Calimaat: An sich hat die Kultur und die Religion einen starken Einfluss auf die Kunst. Mein primäres Ziel ist es aber nicht meinen Background darzustellen, sondern Menschen zu etwas bewegen, indem ich ihnen meinen Blick auf die Gesellschaft offenlege. Ich habe beispielsweise das Gefühl, dass der Westen alles verwestlicht, deshalb habe ich mich in meiner letzten Serie „Klassik“ dazu entschieden die westliche Kunst zu orientalisieren. Hierzu habe ich die Monumentalstatue „David“ von Michelangelo angezogen und Zeus als Beduinen dargestellt und sie mit meiner Kalligraphie verziert.
Die Resonanz auf meine Arbeit fällt immer unterschiedlich aus. Einmal hagelte es Kritik, da ich vermeintliche Koranverse auf dem Boden gesprüht haben soll, doch handelte es sich dabei nur um ein Zitat von Khalil Gibran in arabischer Schrift.
IslamiQ: Wie stark beeinflusst Dein Background Dein künstlerisches Schaffen?
Calimaat: Je mysteriöser die Kunst und damit einhergehend der Künstler gehalten wird, desto interessanter wird sie. Deshalb versuche ich meine Arbeit in den Vordergrund zu stellen und nicht meine Person. Auch wenn ich praktizierender Muslim bin und die Kalligraphie im Islam eine wichtige Rolle spielt, verfolge ich mit meiner Arbeit weder eine politische noch eine religiöse Agenda. Doch sehe ich die Calligraffiti als Mittel soziopolitische Themen wie die Bildung, die Armut und auch Teile der Politik zu kritisieren und auf sie aufmerksam zu machen.
IslamiQ: Studien attestieren eine steigende anti-islamische Stimmung in Europa. Bist Du persönlich Diskriminierungen dieser Art ausgesetzt?

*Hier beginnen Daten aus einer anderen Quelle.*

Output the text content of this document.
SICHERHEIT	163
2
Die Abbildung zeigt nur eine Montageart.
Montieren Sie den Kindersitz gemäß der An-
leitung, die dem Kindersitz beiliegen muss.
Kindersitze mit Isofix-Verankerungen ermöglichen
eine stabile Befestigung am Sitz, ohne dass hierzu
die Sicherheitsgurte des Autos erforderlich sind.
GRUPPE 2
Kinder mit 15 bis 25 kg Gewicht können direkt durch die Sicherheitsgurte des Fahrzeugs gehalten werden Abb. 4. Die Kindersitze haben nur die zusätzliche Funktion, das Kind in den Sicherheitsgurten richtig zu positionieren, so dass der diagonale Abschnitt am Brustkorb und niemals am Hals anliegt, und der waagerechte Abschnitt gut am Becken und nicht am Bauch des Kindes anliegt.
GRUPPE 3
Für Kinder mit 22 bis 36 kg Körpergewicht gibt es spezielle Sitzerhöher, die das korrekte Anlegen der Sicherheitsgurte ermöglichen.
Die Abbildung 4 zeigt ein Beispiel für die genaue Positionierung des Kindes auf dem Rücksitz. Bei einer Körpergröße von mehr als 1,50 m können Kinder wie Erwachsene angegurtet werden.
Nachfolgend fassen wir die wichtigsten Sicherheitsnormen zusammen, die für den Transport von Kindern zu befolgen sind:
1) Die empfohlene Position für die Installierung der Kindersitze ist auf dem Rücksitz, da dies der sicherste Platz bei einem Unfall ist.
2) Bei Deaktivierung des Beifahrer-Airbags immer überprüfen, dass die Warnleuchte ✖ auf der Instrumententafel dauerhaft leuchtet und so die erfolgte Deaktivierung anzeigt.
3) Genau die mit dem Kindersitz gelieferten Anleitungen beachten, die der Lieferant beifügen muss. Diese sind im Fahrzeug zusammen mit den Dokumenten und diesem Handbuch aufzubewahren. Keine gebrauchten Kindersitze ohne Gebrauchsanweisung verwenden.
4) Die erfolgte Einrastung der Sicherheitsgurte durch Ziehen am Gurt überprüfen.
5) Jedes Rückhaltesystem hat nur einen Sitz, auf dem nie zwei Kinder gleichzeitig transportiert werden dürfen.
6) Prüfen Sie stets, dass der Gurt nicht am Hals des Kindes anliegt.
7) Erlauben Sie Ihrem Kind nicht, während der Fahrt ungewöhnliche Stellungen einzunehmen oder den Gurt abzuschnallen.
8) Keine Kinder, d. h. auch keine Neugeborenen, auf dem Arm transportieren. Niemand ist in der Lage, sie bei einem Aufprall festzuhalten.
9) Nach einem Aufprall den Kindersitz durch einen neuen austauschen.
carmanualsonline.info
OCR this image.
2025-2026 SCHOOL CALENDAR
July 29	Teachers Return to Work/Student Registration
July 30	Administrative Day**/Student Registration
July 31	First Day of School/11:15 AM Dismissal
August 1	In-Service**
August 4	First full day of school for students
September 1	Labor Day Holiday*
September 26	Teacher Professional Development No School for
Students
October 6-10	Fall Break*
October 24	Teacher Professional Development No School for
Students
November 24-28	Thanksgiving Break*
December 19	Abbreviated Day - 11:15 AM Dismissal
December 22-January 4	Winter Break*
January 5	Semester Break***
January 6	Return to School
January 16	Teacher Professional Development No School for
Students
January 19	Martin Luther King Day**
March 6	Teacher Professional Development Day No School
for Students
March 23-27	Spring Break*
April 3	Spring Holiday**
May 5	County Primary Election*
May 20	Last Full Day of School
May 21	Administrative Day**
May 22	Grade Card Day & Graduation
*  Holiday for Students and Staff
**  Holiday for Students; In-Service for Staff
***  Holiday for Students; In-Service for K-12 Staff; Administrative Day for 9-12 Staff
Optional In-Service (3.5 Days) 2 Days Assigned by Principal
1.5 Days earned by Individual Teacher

Calimaat: Mit 13 Jahren wurde ich vor der ganzen Klasse bloßgestellt, weil ich Graphikdesign studieren wollte und meine Lehrerin in mir nicht dieses Potenzial gesehen hat, da ich qua meiner Herkunft dazu nicht im Stande sei. In der Schulzeit wurde ich also des Öfteren Diskriminierungen ausgesetzt, doch habe ich diese als solche erst wahrgenommen, als ich auch angefangen habe den Islam zu praktizieren.
Mittlerweile kommen immer wieder neue Fragen und Debatten auf, wie beispielsweise über den Begriff Heimat. Wir sollten aufhören über solche und ähnliche Fragen zu debattieren. Ich bin multikulturell aufgewachsen, was ich bei der Verarbeitung von Klischees als Vorteil sehe.
IslamiQ: Denkst Du, dass der Islam zu Europa gehört? Wieso?
Calimaat: Um ehrlich zu sein, ist es die schwachsinnigste Debatte, die überhaupt geführt wird. Ein Blick in die Geschichte Andalusiens zeigt wie erfolgreich und wertvoll der Islam in Europa war. Alle drei Religionen haben miteinander gelebt und voneinander profitiert, das gab es bis dato nicht. Dies wird auch in Sarajevo deutlich, wo eine Moschee und eine Kirche nebeneinander gebaut wurden. Und ganz ehrlich: wären die Migranten nicht nach Europa gekommen, gebe es hier keinen Kebab. Das wäre doch traurig, oder? Fakt ist wir sollten nicht über die Herkunft von Menschen und über Unterschiede sprechen, sondern über die erfolgreichen Schnittstellen. Vielfalt kann schön sein – nicht nur in der Kunst.